The delays for both Mozambique LNG and Rovuma LNG is sobering news for LNG buyers and sellers alike. Mozambique has a large, low-cost resource base – making its LNG projects highly competitive – and the country is conveniently located to serve upcoming demand in Asia. We estimate DES Asia break-evens of Mozambique’s LNG projects to range between US$5 and US$7 per MMbtu.

Mozambique LNG is underpinned by long-term contracts covering more than 85% of its production capacity. Its foundation customers include both end-users and portfolio players. With production now forecasted to commence in 2026, buyers expecting volumes in the tight market years of 2024 and 2025 may need to look for other sources of supply. This is likely to create upward pressure on prices as end-users search for alternative suppliers and portfolio players seek to cover short positions. Those without long-term contract coverage risk having to buy from an increasingly volatile spot market.

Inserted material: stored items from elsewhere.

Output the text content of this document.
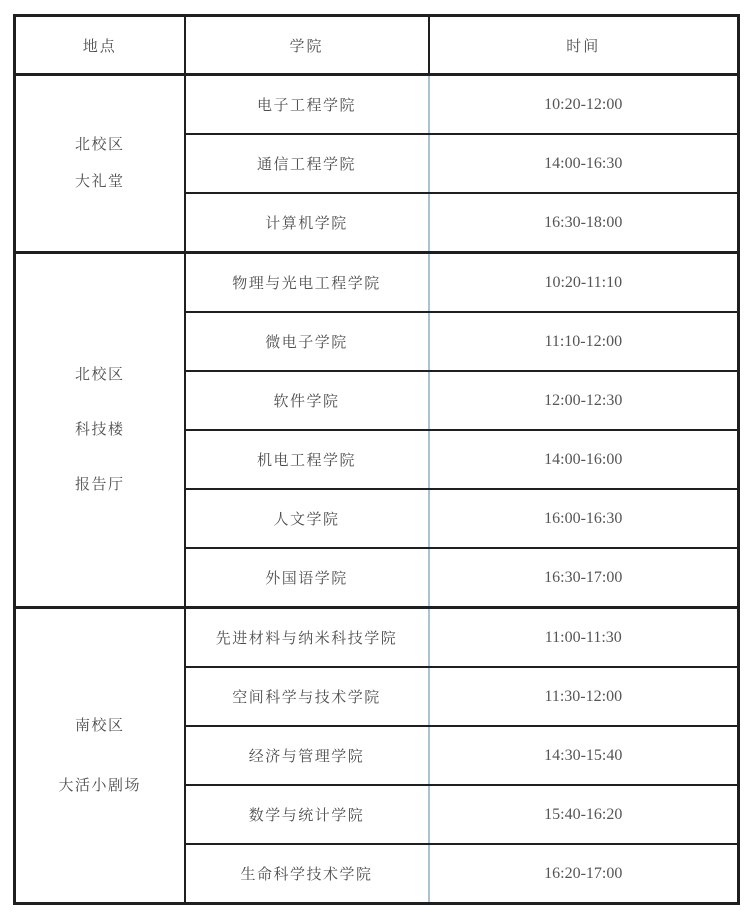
地点	学院	时间

北校区
大礼堂	电子工程学院	10:20-12:00
	通信工程学院	14:00-16:30
	计算机学院	16:30-18:00

北校区
科技楼
报告厅	物理与光电工程学院	10:20-11:10
	微电子学院	11:10-12:00
	软件学院	12:00-12:30
	机电工程学院	14:00-16:00
	人文学院	16:00-16:30
	外国语学院	16:30-17:00

南校区
大活小剧场	先进材料与纳米科技学院	11:00-11:30
	空间科学与技术学院	11:30-12:00
	经济与管理学院	14:30-15:40
	数学与统计学院	15:40-16:20
	生命科学技术学院	16:20-17:00
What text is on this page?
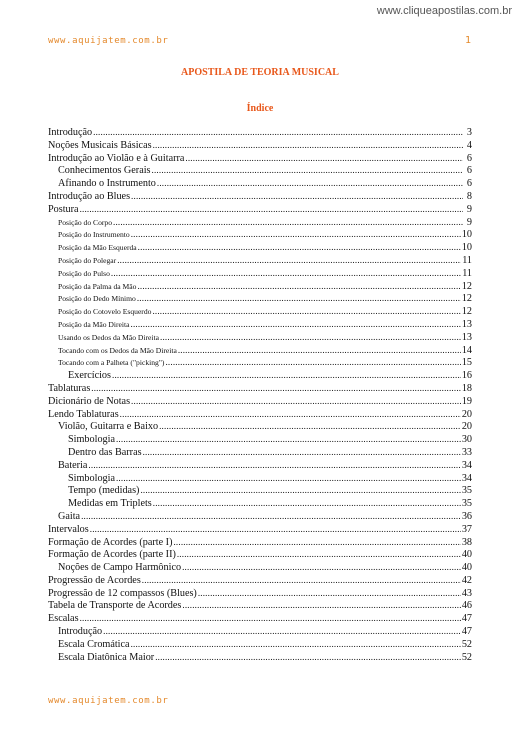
www.cliqueapostilas.com.br
www.aquijatem.com.br	1
APOSTILA DE TEORIA MUSICAL
Índice
Introdução .....	3
Noções Musicais Básicas .....	4
Introdução ao Violão e à Guitarra .....	6
Conhecimentos Gerais .....	6
Afinando o Instrumento .....	6
Introdução ao Blues .....	8
Postura .....	9
Posição do Corpo .....	9
Posição do Instrumento .....	10
Posição da Mão Esquerda .....	10
Posição do Polegar .....	11
Posição do Pulso .....	11
Posição da Palma da Mão .....	12
Posição do Dedo Mínimo .....	12
Posição do Cotovelo Esquerdo .....	12
Posição da Mão Direita .....	13
Usando os Dedos da Mão Direita .....	13
Tocando com os Dedos da Mão Direita .....	14
Tocando com a Palheta ("picking") .....	15
Exercícios .....	16
Tablaturas .....	18
Dicionário de Notas .....	19
Lendo Tablaturas .....	20
Violão, Guitarra e Baixo .....	20
Simbologia .....	30
Dentro das Barras .....	33
Bateria .....	34
Simbologia .....	34
Tempo (medidas) .....	35
Medidas em Triplets .....	35
Gaita .....	36
Intervalos .....	37
Formação de Acordes (parte I) .....	38
Formação de Acordes (parte II) .....	40
Noções de Campo Harmônico .....	40
Progressão de Acordes .....	42
Progressão de 12 compassos (Blues) .....	43
Tabela de Transporte de Acordes .....	46
Escalas .....	47
Introdução .....	47
Escala Cromática .....	52
Escala Diatônica Maior .....	52
www.aquijatem.com.br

Rystad Energy forecasts a tightening LNG market between now and 2024 as demand continues to grow, driven by new regasification capacity and more gas-power generation, resulting in Asian spot prices reaching US$8.5 per MMBtu. With a strong pipeline of liquefaction projects under construction, we previously expected that a new wave of supplies coming into the market around 2025 would create a downward cycle in prices, with the Asian spot price dropping to a level closer to the short-run marginal cost of US LNG of US$5.7 per MMBtu in 2027.

However, the potential delay of the Mozambican projects means that now there is an increasing risk of a prolonged period of tightness midway through this decade, and that lower prices could be seen one to two years later than previously expected. As a result, Asian spot prices could remain above US$8 per MMBtu in 2025. The downside risk in prices between 2026 and 2029 is also reduced by a better-balanced market – while we still expect prices to decline, there is higher likelihood for them to remain above US$6 per MMBtu in 2027.